Simona Waltert (WTA 91) n'est pas passée loin de l'exploit vendredi au 2e tour du WTA 1000 de Rome. La Grisonne s'est inclinée 6-7 (9/11) 6-4 6-4 devant l'Américaine Hailey Baptiste (WTA 25).

Issue des qualifications sur la terre battue du Foro Italico, Simona Waltert a fait jeu égal avec une joueuse qui avait sorti successivement la St-Galloise Belinda Bencic (WTA 12) puis le no 1 mondial Aryna Sabalenka à Madrid deux semaines plus tôt. Elle a manqué le coche dans la manche décisive face à l'Américaine.

Simona Waltert, qui avait écarté quatre balles de premier set avant de conclure la manche initiale sur sa quatrième opportunité, a pourtant mené 4-1 dans le dernier set. Mais Hailey Baptiste a su élever le curseur pour renverser la table en s'adjugeant les cinq derniers jeux d'un match qui a duré près de trois heures.

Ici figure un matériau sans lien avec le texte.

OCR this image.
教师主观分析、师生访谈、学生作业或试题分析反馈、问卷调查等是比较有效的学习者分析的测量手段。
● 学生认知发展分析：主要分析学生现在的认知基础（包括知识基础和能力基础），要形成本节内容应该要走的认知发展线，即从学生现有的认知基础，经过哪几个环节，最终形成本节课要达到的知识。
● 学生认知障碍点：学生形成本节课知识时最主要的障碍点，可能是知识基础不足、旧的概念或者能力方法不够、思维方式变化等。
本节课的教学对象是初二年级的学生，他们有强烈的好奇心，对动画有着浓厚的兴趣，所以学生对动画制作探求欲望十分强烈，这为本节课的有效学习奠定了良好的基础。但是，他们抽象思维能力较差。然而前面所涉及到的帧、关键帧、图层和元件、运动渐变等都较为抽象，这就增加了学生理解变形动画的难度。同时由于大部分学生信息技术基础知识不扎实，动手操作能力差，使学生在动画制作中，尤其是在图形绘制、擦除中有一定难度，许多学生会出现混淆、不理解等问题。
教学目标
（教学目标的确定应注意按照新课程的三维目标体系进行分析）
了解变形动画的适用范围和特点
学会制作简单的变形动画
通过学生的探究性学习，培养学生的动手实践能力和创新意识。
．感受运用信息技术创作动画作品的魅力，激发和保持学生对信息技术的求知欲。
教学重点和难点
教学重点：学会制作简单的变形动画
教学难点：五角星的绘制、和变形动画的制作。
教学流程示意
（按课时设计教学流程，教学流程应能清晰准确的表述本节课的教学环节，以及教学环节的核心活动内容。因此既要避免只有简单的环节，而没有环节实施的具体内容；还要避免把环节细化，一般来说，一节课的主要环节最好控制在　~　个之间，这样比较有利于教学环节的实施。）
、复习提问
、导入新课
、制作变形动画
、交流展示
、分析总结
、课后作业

Rebeka Masarova (WTA 160), qui était elle aussi parvenue à sortir des qualifications dans la Ville éternelle, est en revanche parvenue à enchaîner un quatrième succès consécutif. Elle s'est imposée 4-6 6-4 6-4 devant la gauchère canadienne Leylah Fernandez (WTA 23), qui restait sur un quart de finale à Madrid.

La Bâloise est revenue de loin dans cette partie, elle qui s'est retrouvée menée 6-4 4-2. Cette victoire probante, sa deuxième de l'année face à une top 30, lui permettra de gagner une trentaine de places dans la hiérarchie et de défier la 5e joueuse mondiale Jessica Pegula dimanche au 3e tour.